Everything open source
May 16–17, 2016: Training & Tutorials
May 18–19, 2016: Conference
Austin, TX

Have it your way: Maximizing drive-through contributions

VM Brasseur (@vmbrasseur)
1:50pm–2:30pm Thursday, 05/19/2016
Open Source 101
Location: Meeting Room 9C Level: Non-technical
Average rating: ****.
(4.86, 7 ratings)

Drive-through contributors: they drop by; they fix their problem; they leave. We’d prefer that these people stick around and join the community, but a good drive-through contribution adds value to your project. A strong argument can be made that the more drive-through contributors your project has, the healthier the project process and ecosystem. It shows that you’ve set up a process which is easy to understand, easy to follow, and which makes it easy to contribute—a situation that increases the opportunities for new contributors to become new community members.
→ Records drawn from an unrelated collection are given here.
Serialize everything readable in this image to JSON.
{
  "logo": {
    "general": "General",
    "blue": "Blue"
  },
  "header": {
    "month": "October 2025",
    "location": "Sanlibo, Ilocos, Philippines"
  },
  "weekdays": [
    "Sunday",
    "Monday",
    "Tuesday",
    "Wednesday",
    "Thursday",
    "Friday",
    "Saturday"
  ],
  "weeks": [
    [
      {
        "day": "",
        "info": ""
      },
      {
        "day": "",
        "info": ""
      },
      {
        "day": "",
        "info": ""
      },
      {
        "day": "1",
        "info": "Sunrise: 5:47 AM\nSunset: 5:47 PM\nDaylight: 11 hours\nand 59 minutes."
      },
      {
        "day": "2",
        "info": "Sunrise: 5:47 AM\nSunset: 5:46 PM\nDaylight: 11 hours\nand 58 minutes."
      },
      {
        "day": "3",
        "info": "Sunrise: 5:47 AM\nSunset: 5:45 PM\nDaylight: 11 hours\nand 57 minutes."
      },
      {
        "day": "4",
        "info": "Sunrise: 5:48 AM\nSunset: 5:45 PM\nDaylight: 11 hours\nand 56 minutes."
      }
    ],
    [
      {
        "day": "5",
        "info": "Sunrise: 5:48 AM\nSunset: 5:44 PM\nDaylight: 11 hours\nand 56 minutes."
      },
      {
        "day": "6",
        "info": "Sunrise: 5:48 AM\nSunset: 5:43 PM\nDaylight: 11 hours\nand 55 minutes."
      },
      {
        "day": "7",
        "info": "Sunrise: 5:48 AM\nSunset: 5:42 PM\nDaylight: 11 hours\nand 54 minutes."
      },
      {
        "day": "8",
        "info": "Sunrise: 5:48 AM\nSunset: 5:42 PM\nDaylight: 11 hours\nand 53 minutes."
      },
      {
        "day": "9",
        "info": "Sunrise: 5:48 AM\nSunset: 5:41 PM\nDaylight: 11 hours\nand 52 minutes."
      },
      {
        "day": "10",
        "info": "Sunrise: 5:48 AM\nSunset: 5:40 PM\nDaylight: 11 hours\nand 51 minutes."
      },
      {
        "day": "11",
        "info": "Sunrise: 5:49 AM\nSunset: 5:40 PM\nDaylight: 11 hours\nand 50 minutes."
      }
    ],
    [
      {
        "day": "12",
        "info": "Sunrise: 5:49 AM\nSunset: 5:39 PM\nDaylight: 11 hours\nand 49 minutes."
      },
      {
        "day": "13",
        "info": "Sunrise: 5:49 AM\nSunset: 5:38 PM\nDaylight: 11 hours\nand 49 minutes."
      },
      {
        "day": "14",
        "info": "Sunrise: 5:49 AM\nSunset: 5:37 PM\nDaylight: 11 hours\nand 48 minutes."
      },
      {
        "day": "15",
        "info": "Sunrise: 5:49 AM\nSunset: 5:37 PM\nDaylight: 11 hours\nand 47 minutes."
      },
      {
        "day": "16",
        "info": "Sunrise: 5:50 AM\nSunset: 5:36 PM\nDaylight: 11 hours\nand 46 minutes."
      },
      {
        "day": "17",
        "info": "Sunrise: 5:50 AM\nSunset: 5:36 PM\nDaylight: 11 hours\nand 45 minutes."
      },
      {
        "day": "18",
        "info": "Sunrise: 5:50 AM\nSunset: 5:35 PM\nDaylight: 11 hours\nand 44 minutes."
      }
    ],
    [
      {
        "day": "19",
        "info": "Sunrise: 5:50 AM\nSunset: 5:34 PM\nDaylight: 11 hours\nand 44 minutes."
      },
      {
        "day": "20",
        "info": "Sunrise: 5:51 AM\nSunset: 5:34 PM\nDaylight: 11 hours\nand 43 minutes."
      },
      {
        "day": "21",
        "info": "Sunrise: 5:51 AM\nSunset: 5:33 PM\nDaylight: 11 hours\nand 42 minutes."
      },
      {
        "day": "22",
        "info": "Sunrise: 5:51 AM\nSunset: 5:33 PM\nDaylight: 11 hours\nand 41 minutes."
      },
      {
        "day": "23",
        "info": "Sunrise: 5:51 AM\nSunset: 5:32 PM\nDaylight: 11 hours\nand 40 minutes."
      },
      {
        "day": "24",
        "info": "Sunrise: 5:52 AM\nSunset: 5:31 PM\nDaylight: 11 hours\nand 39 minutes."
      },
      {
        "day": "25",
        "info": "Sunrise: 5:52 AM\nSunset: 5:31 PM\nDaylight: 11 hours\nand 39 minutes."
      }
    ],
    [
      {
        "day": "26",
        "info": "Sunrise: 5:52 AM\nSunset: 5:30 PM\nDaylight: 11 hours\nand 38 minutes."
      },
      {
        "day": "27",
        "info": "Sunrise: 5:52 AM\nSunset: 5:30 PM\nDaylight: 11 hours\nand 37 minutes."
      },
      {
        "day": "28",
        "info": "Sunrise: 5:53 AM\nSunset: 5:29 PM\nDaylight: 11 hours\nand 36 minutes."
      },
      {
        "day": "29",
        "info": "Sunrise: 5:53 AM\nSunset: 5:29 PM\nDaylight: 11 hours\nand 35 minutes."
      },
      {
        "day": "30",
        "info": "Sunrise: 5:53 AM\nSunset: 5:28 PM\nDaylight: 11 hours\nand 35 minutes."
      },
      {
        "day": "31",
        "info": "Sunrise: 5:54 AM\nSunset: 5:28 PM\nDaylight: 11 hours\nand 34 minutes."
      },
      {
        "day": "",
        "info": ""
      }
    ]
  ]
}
VM Brasseur explores methods for maximizing drive-through contributions and suggests using the number of drive-through contributions as a metric for project health.

Photo of VM Brasseur

VM Brasseur


VM (aka Vicky) Brasseur spent most of her time in the tech industry leading software development departments and teams and providing technical management and leadership consulting for small and medium businesses. Now she leverages nearly 30 years of free and open source software experience and a strong business background to advise companies about free and open source software, technology, community, business, and the intersections between them. Vicky is the proud winner of the Perl White Camel Award (2014) and the O’Reilly Open Source Award (2016) and is the author of Forge Your Future with Open Source, the first book to detail how to contribute to free and open source software projects. (Think of it as the missing manual on open source contributions and community participation.) She’s the vice president of the Open Source Initiative, a moderator and author for Opensource.com, and a frequent and popular speaker at free and open source conferences and events. She frequently blogs about free and open source software, business, and technical management.